The next tremor was stronger still. A section of ceiling collapsed near the door, blocking their escape route with rubble. The operating tables began to slide across the floor, pulled by some unseen force toward the walls.
“It’s reconfiguring,” Levi realized. “Trying to stop us from reaching the center.”
Jasper pushed him forward. “Go! Get to the elevator!”
They were mere steps from the platform when a horrific grinding sound filled the room. A section of wall detached, revealing components hidden within—massive gears and hydraulic pistons that began to extend into the room.
“Look out!” Levi shouted as one piston shot toward Jasper with impossible speed.
Jasper shoved him forward, the force sending Levi stumbling onto the elevator platform. The piston caught Jasper instead, pinning him against the opposite wall with crushing force. Blood erupted from his mouth as the metal impaled him.
“No!” Levi tried to go to him, but Asher grabbed him.

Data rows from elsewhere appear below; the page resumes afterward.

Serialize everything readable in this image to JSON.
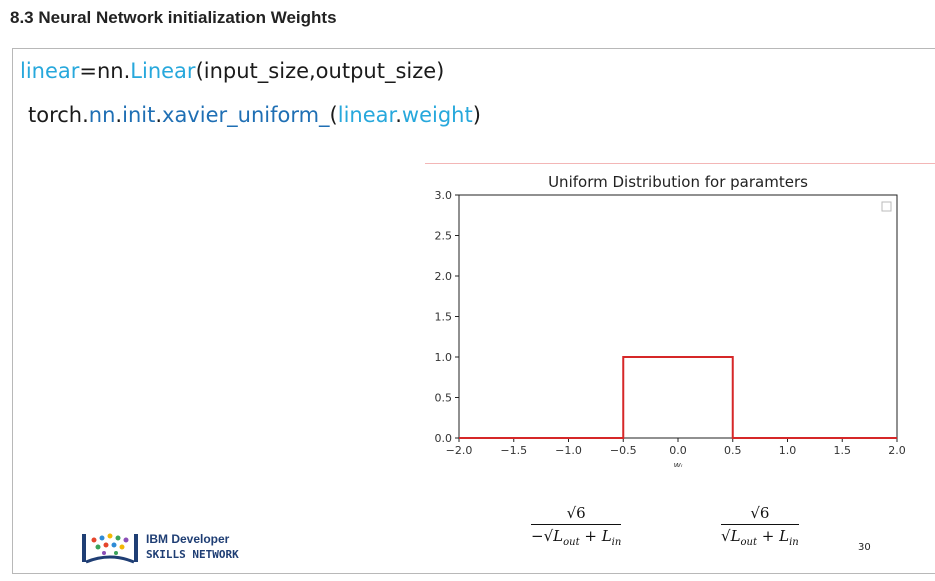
{
  "page": {
    "heading": "8.3 Neural Network initialization Weights"
  },
  "code": {
    "line1": {
      "var": "linear",
      "eq": "=nn.",
      "cls": "Linear",
      "args": "(input_size,output_size)"
    },
    "line2": {
      "mod": "torch.",
      "nn": "nn",
      "dot1": ".",
      "init": "init",
      "dot2": ".",
      "fn": "xavier_uniform_",
      "open": "(",
      "arg_obj": "linear",
      "dot3": ".",
      "arg_attr": "weight",
      "close": ")"
    }
  },
  "chart_data": {
    "type": "line",
    "title": "Uniform Distribution for paramters",
    "xlabel": "wᵢ",
    "ylabel": "",
    "xlim": [
      -2.0,
      2.0
    ],
    "ylim": [
      0.0,
      3.0
    ],
    "xticks": [
      "−2.0",
      "−1.5",
      "−1.0",
      "−0.5",
      "0.0",
      "0.5",
      "1.0",
      "1.5",
      "2.0"
    ],
    "yticks": [
      "0.0",
      "0.5",
      "1.0",
      "1.5",
      "2.0",
      "2.5",
      "3.0"
    ],
    "grid": false,
    "legend": "top-right",
    "series": [
      {
        "color": "#d62728",
        "x": [
          -2.0,
          -0.5,
          -0.5,
          0.5,
          0.5,
          2.0
        ],
        "y": [
          0.0,
          0.0,
          1.0,
          1.0,
          0.0,
          0.0
        ]
      }
    ]
  },
  "formulas": {
    "left": {
      "num": "√6",
      "den": "−√L_out + L_in"
    },
    "right": {
      "num": "√6",
      "den": "√L_out + L_in"
    }
  },
  "logo": {
    "line1": "IBM Developer",
    "line2": "SKILLS NETWORK"
  },
  "slide_number": "30"
}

“He’s gone,” Asher said. “Keep moving.”
Elliot reached the platform, his face sheet-white. “Jesus Christ,” he whispered, staring at Jasper’s impaled body. “Oh Jesus.”

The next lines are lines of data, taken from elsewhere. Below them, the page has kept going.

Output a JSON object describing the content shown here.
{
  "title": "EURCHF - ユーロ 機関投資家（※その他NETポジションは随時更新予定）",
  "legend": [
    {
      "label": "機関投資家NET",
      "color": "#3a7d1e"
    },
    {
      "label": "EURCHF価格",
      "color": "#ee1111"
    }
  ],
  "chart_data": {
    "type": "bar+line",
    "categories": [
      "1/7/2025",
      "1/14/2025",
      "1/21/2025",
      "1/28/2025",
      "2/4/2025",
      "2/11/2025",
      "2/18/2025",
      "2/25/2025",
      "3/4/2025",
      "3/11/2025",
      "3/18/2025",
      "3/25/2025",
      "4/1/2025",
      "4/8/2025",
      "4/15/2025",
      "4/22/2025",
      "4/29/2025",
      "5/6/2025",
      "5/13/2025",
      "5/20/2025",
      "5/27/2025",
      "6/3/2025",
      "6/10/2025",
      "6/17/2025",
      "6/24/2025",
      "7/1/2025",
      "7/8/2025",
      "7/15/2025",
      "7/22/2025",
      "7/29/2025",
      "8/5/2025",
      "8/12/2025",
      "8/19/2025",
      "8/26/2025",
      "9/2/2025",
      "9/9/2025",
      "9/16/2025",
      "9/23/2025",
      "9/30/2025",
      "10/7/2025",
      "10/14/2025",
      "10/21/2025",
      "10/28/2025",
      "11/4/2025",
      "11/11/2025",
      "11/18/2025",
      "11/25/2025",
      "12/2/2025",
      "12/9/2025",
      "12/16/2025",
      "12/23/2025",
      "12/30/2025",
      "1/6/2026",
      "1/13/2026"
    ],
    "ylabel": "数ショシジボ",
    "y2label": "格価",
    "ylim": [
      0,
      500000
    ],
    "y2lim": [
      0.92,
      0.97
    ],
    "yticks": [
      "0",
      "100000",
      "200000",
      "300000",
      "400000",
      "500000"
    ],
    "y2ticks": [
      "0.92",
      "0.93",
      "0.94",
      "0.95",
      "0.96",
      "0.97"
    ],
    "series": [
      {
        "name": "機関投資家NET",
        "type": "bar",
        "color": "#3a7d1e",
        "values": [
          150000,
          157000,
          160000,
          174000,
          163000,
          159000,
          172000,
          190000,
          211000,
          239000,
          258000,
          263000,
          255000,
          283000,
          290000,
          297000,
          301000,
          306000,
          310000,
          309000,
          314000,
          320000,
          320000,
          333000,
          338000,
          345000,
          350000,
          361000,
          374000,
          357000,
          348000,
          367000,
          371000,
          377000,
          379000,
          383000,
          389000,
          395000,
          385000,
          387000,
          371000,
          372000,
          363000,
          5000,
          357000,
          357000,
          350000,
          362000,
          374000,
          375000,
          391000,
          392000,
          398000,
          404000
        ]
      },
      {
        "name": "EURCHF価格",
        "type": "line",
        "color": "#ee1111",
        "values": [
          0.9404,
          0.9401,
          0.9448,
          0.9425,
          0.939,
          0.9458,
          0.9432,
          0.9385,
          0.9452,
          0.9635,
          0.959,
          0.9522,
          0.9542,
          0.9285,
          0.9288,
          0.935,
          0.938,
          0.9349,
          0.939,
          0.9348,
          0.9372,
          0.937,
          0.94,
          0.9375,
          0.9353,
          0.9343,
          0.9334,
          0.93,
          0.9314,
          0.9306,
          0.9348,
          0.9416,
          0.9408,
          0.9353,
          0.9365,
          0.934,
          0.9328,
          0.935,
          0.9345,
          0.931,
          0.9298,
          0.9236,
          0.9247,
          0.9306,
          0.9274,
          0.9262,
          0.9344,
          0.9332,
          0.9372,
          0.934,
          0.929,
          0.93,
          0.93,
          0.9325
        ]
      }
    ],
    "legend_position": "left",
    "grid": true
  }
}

More wall sections retracted, revealing additional traps. The entire room was transforming into a death machine, designed to prevent them from reaching the heart of Faine’s domain.

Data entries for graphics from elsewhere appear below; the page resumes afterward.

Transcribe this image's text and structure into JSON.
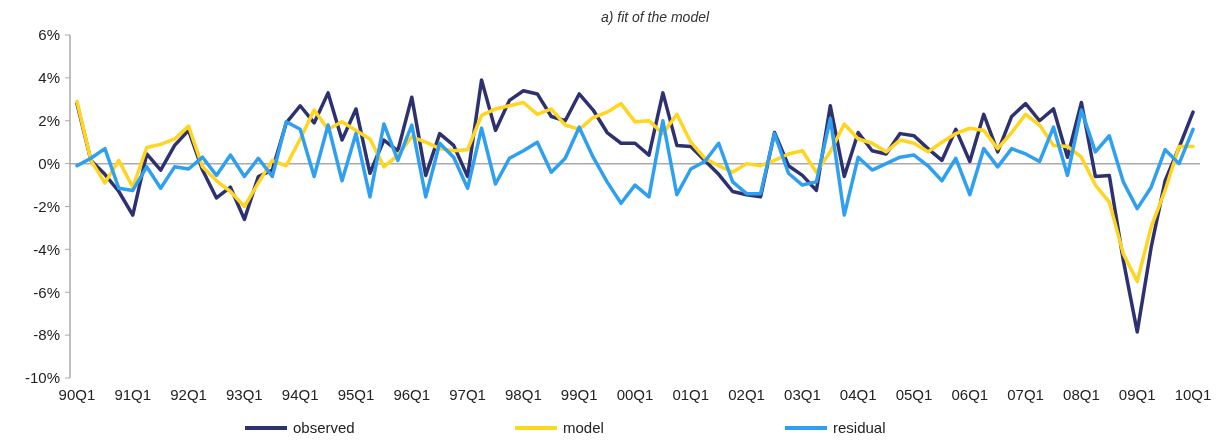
{
  "chart_data": {
    "type": "line",
    "title": "a) fit of the model",
    "categories": [
      "90Q1",
      null,
      null,
      null,
      "91Q1",
      null,
      null,
      null,
      "92Q1",
      null,
      null,
      null,
      "93Q1",
      null,
      null,
      null,
      "94Q1",
      null,
      null,
      null,
      "95Q1",
      null,
      null,
      null,
      "96Q1",
      null,
      null,
      null,
      "97Q1",
      null,
      null,
      null,
      "98Q1",
      null,
      null,
      null,
      "99Q1",
      null,
      null,
      null,
      "00Q1",
      null,
      null,
      null,
      "01Q1",
      null,
      null,
      null,
      "02Q1",
      null,
      null,
      null,
      "03Q1",
      null,
      null,
      null,
      "04Q1",
      null,
      null,
      null,
      "05Q1",
      null,
      null,
      null,
      "06Q1",
      null,
      null,
      null,
      "07Q1",
      null,
      null,
      null,
      "08Q1",
      null,
      null,
      null,
      "09Q1",
      null,
      null,
      null,
      "10Q1"
    ],
    "series": [
      {
        "name": "observed",
        "color": "#2e3170",
        "values": [
          2.8,
          0.15,
          -0.5,
          -1.3,
          -2.4,
          0.45,
          -0.3,
          0.85,
          1.55,
          -0.3,
          -1.6,
          -1.1,
          -2.6,
          -0.6,
          -0.3,
          1.9,
          2.7,
          1.9,
          3.3,
          1.1,
          2.55,
          -0.45,
          1.1,
          0.6,
          3.1,
          -0.55,
          1.4,
          0.85,
          -0.6,
          3.9,
          1.55,
          2.95,
          3.4,
          3.25,
          2.2,
          2.0,
          3.25,
          2.5,
          1.45,
          0.95,
          0.95,
          0.4,
          3.3,
          0.85,
          0.8,
          0.15,
          -0.5,
          -1.3,
          -1.45,
          -1.55,
          1.45,
          -0.1,
          -0.55,
          -1.25,
          2.7,
          -0.6,
          1.45,
          0.6,
          0.45,
          1.4,
          1.3,
          0.7,
          0.15,
          1.6,
          0.1,
          2.3,
          0.55,
          2.2,
          2.8,
          2.0,
          2.55,
          0.3,
          2.85,
          -0.6,
          -0.55,
          -4.5,
          -7.85,
          -3.9,
          -0.8,
          0.75,
          2.4
        ]
      },
      {
        "name": "model",
        "color": "#ffd520",
        "values": [
          2.9,
          0.15,
          -0.9,
          0.15,
          -1.1,
          0.75,
          0.9,
          1.15,
          1.75,
          -0.15,
          -0.8,
          -1.3,
          -2.0,
          -0.9,
          0.15,
          -0.1,
          1.15,
          2.5,
          1.6,
          1.95,
          1.55,
          1.15,
          -0.15,
          0.4,
          1.25,
          1.0,
          0.7,
          0.6,
          0.65,
          2.25,
          2.55,
          2.7,
          2.85,
          2.3,
          2.55,
          1.8,
          1.6,
          2.15,
          2.4,
          2.8,
          1.95,
          2.0,
          1.4,
          2.3,
          1.0,
          0.25,
          -0.1,
          -0.4,
          0,
          -0.1,
          0.15,
          0.45,
          0.6,
          -0.4,
          0.55,
          1.85,
          1.15,
          0.95,
          0.55,
          1.1,
          0.95,
          0.55,
          1.0,
          1.4,
          1.65,
          1.55,
          0.7,
          1.45,
          2.3,
          1.8,
          0.85,
          0.8,
          0.3,
          -1.0,
          -1.8,
          -4.2,
          -5.5,
          -2.95,
          -1.25,
          0.8,
          0.8
        ]
      },
      {
        "name": "residual",
        "color": "#2f9ff0",
        "values": [
          -0.1,
          0.25,
          0.7,
          -1.15,
          -1.25,
          -0.15,
          -1.15,
          -0.15,
          -0.25,
          0.3,
          -0.55,
          0.4,
          -0.6,
          0.25,
          -0.6,
          1.95,
          1.6,
          -0.6,
          1.8,
          -0.8,
          1.4,
          -1.55,
          1.85,
          0.15,
          1.8,
          -1.55,
          0.95,
          0.3,
          -1.15,
          1.65,
          -0.95,
          0.25,
          0.6,
          1.0,
          -0.4,
          0.25,
          1.7,
          0.3,
          -0.85,
          -1.85,
          -1.0,
          -1.55,
          2.0,
          -1.45,
          -0.25,
          0.1,
          0.95,
          -0.85,
          -1.4,
          -1.4,
          1.4,
          -0.45,
          -1.0,
          -0.85,
          2.1,
          -2.4,
          0.3,
          -0.3,
          0,
          0.3,
          0.4,
          -0.1,
          -0.8,
          0.25,
          -1.45,
          0.7,
          -0.15,
          0.7,
          0.45,
          0.1,
          1.7,
          -0.55,
          2.5,
          0.55,
          1.3,
          -0.85,
          -2.1,
          -1.1,
          0.65,
          0,
          1.6
        ]
      }
    ],
    "ylim": [
      -10,
      6
    ],
    "yticks": [
      {
        "value": 6,
        "label": "6%"
      },
      {
        "value": 4,
        "label": "4%"
      },
      {
        "value": 2,
        "label": "2%"
      },
      {
        "value": 0,
        "label": "0%"
      },
      {
        "value": -2,
        "label": "-2%"
      },
      {
        "value": -4,
        "label": "-4%"
      },
      {
        "value": -6,
        "label": "-6%"
      },
      {
        "value": -8,
        "label": "-8%"
      },
      {
        "value": -10,
        "label": "-10%"
      }
    ],
    "legend": "bottom",
    "marker": "none",
    "line_style": "solid"
  }
}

“We need to activate the elevator,” Levi said, searching for controls on the platform.
Elliot’s nerve broke. With a strangled cry, he turned and ran, heading back toward the door he and Jasper came from.
“Elliot, wait!” Levi called, but it was too late.
As Elliot reached the door, a section of floor rose up to meet a descending ceiling panel. He had just enough time to look back, eyes wide with terror, before the two surfaces met with sickening finality. When they withdrew, nothing remained of him but a dark smear on the concrete.
“The controls,” Asher said, his voice unnervingly calm as he pointed to a panel that rose from the center of the platform.
Levi’s hands trembled as he hit the panel’s singular button.
They’re all gone. They’re not coming back. They all died.
The building’s convulsions grew more violent. Equipment crashed to the floor, shattering into shrapnel. The walls themselves seemed to breathe, expanding and contracting as if in pain. At the edges of the room, more components emerged—blades and spikes and crushing plates, all designed to keep them from what lay below.
“It’s working,” Levi said as the platform dipped then descended into the darkness below. “We’re going to make it.”
He’d barely finished speaking when a terrible groaning sound came from above. They looked up to see the ceiling aperture beginning to close—massive metal plates sliding together like the iris of a camera, tensing around the cables of the platform that kept them suspended.
“No, no, no,” Levi breathed, watching their escape route disappear.
The platform was moving too slowly. They wouldn’t make it before the opening sealed.
Asher’s eyes met his, a strange clarity in them. Without speaking, he pulled Levi against his chest, arms wrapping around him protectively.
Levi clutched the front of Asher’s shirt, eyes fixed on the closing aperture above. In that moment, with death approaching once again, he found himself pressing closer to the man who had once been his nightmare.
“I’ll find you again,” Asher promised, his voice low and certain against Levi’s ear.
“I know.”
The ceiling plates crashed together with devastating force, severing the elevator cables and sending the platform plummeting into the darkness below. Asher’s body curled around him.